Curfew-like restrictions imposed in Srinagar to foil separatists' march
Media reports said coils of razor fitted concertina wire were placed on main roads and traffic intersections here by the security forces
In view of the separatist-called protest march, Jammu and Kashmir authorities on Friday imposed curfew-like restriction in Srinagar and other parts of Kashmir Valley to foil the rally.
In order to foil the sit-in and protest march, contingents of police and Central Reserve Police Force (CRPF) in full riot gear were deployed in both uptown and old city areas of Srinagar to impose curfew-like restrictions.
Media reports said coils of razor fitted concertina wire were placed on main roads and traffic intersections here by the security forces.
Authorities have ordered restriction on both pedestrian and vehicular movements, except in city outskirts where some private vehicles were seen moving in the morning.
Separatists camp have asked people to march to the state Rajbhavan in the high security Chashma shahi area here as part of their resistance calendar.
Despite all the separatist leaders having being placed under detention since July 9 when the present unrest started in Jammu and Kashmir, separatists have been continuing the protests and shutdowns through weekly calendars mailed to the media. Authorities have been taking no chance to ensure that Friday prayers pass-off peacefully.

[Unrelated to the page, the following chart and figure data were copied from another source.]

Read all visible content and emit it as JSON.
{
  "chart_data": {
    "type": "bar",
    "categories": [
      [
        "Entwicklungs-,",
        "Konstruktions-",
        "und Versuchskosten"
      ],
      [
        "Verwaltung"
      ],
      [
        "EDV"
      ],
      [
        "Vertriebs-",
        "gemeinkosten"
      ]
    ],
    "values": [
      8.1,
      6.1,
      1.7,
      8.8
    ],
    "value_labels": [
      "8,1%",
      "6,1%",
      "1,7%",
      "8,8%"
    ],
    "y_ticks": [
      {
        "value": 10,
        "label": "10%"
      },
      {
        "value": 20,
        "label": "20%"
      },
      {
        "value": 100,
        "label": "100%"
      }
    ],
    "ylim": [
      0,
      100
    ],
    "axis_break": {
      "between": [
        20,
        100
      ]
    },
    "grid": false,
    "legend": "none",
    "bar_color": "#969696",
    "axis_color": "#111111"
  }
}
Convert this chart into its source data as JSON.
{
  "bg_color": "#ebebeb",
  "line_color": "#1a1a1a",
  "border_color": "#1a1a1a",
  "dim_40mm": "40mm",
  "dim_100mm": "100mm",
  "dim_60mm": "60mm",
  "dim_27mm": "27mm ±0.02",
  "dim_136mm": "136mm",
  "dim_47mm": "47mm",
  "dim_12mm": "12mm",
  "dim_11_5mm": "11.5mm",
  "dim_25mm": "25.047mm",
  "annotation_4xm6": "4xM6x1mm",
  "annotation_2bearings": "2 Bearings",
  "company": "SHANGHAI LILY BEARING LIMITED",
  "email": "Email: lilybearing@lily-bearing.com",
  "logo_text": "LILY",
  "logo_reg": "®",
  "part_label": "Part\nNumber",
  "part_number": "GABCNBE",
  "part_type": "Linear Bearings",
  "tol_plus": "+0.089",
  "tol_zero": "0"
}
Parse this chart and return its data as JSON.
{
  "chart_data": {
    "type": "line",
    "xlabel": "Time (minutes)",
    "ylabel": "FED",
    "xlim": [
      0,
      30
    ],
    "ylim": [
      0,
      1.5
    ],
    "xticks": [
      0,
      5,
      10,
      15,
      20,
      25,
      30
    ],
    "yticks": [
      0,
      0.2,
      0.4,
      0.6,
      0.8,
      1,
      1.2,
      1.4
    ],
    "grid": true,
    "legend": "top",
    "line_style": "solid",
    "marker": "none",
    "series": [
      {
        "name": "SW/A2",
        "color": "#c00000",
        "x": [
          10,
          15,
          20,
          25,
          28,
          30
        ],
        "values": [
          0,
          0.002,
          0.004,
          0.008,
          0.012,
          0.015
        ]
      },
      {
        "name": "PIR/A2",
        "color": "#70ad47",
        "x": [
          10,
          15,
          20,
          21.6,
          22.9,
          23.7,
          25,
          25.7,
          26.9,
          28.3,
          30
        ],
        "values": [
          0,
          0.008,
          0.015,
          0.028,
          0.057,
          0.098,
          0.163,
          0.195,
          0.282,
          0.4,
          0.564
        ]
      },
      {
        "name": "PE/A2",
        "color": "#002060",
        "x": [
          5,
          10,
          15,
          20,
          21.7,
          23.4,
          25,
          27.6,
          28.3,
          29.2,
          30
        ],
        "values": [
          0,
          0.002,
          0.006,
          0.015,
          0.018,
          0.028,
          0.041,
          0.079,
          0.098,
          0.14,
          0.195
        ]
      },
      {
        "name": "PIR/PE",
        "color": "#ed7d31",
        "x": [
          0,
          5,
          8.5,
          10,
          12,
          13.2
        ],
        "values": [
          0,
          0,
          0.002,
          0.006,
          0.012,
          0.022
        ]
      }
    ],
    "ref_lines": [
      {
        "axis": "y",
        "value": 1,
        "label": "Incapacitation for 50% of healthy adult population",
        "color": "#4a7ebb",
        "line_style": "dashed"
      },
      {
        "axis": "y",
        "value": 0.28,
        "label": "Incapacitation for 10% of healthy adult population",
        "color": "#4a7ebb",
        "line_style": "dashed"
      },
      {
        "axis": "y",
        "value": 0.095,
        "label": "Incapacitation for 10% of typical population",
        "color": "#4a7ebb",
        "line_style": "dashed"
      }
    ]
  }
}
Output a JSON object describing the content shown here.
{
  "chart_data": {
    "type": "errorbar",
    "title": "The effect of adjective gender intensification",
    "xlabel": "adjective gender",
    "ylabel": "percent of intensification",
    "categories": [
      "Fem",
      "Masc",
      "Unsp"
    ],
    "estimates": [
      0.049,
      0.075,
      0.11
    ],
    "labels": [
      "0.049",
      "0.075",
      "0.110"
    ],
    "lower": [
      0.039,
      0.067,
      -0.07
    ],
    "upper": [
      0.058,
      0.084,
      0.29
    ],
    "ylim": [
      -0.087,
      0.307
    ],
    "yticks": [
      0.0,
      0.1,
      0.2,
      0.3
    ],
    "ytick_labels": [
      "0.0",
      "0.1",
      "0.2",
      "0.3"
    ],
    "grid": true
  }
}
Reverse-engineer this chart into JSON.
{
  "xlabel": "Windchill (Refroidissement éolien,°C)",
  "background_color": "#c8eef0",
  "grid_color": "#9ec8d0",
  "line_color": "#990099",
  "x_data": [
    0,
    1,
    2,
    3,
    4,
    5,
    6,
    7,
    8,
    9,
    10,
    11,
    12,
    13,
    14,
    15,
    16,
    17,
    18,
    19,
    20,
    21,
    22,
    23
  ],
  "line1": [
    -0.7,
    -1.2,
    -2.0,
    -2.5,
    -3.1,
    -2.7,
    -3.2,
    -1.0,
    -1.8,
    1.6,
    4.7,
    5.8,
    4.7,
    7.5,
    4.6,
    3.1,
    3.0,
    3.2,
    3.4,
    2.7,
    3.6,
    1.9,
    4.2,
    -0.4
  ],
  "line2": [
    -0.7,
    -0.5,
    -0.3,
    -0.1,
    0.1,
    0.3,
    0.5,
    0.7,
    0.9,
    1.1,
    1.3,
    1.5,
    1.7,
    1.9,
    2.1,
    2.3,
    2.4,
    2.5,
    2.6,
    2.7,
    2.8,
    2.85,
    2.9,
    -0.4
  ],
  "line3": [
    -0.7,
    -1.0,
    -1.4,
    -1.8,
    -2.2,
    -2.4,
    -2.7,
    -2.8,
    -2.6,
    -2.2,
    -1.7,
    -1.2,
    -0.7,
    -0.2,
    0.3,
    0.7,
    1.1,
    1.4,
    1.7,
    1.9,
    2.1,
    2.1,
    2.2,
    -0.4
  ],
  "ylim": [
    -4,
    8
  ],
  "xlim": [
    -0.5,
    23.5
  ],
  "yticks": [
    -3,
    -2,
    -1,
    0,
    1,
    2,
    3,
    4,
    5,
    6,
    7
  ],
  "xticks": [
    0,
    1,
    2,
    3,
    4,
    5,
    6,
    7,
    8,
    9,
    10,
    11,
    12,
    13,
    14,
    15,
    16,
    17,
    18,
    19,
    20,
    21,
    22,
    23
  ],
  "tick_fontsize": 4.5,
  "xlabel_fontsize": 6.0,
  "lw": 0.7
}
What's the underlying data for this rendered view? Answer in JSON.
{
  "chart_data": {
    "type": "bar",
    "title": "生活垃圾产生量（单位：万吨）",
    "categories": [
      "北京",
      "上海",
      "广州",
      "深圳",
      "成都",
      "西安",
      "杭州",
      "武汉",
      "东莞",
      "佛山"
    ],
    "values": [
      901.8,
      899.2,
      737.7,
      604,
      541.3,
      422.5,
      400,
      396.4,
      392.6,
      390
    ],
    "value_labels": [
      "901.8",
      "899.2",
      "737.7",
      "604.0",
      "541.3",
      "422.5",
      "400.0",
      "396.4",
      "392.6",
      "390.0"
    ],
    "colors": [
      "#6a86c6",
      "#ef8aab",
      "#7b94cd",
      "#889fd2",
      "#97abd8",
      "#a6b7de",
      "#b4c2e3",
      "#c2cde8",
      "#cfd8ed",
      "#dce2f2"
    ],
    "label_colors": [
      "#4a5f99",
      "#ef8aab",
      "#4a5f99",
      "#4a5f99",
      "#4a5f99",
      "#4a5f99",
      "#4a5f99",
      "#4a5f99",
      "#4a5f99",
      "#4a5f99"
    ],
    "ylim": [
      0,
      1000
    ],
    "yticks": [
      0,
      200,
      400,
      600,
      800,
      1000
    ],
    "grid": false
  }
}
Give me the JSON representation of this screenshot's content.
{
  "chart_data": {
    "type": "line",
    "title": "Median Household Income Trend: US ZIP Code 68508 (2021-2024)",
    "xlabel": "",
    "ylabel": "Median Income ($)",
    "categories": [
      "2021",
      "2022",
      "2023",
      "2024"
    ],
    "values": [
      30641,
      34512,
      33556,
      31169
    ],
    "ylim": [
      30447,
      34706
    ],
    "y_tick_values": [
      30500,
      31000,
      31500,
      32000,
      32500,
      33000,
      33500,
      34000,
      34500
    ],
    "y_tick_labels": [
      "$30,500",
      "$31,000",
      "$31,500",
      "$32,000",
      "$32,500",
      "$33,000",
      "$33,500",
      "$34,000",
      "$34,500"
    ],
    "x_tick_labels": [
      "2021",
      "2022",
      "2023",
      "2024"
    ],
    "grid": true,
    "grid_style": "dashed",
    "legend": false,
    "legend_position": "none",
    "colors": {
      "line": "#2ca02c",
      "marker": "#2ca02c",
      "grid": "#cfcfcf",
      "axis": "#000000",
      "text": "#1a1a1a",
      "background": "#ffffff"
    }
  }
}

Normal life has been affected badly in Jammu and Kashmir since the killing of Hizbul Mujahideen commander Burhan Wani in an encounter with security forces on July 8. During the last 97 days of ongoing violence, post Friday prayer protests have been taking place across the Valley. At least 91 people have been killed and over 12,000 injured in the over three months of unrest.
Meanwhile, initial police investigations hint that one attacker of the three-day-long Pampore gunfight, was a Pakistani national and active in south Kashmir’s Pulwama for the past five months, reports The Tribune.Police sources said one of the slain militants was operating under the code name Abu Maaz. “Most probably the second militant is Abu Waleed, also a Pakistani, but we are trying to ascertain his identity,” its source was quoted as saying in the report.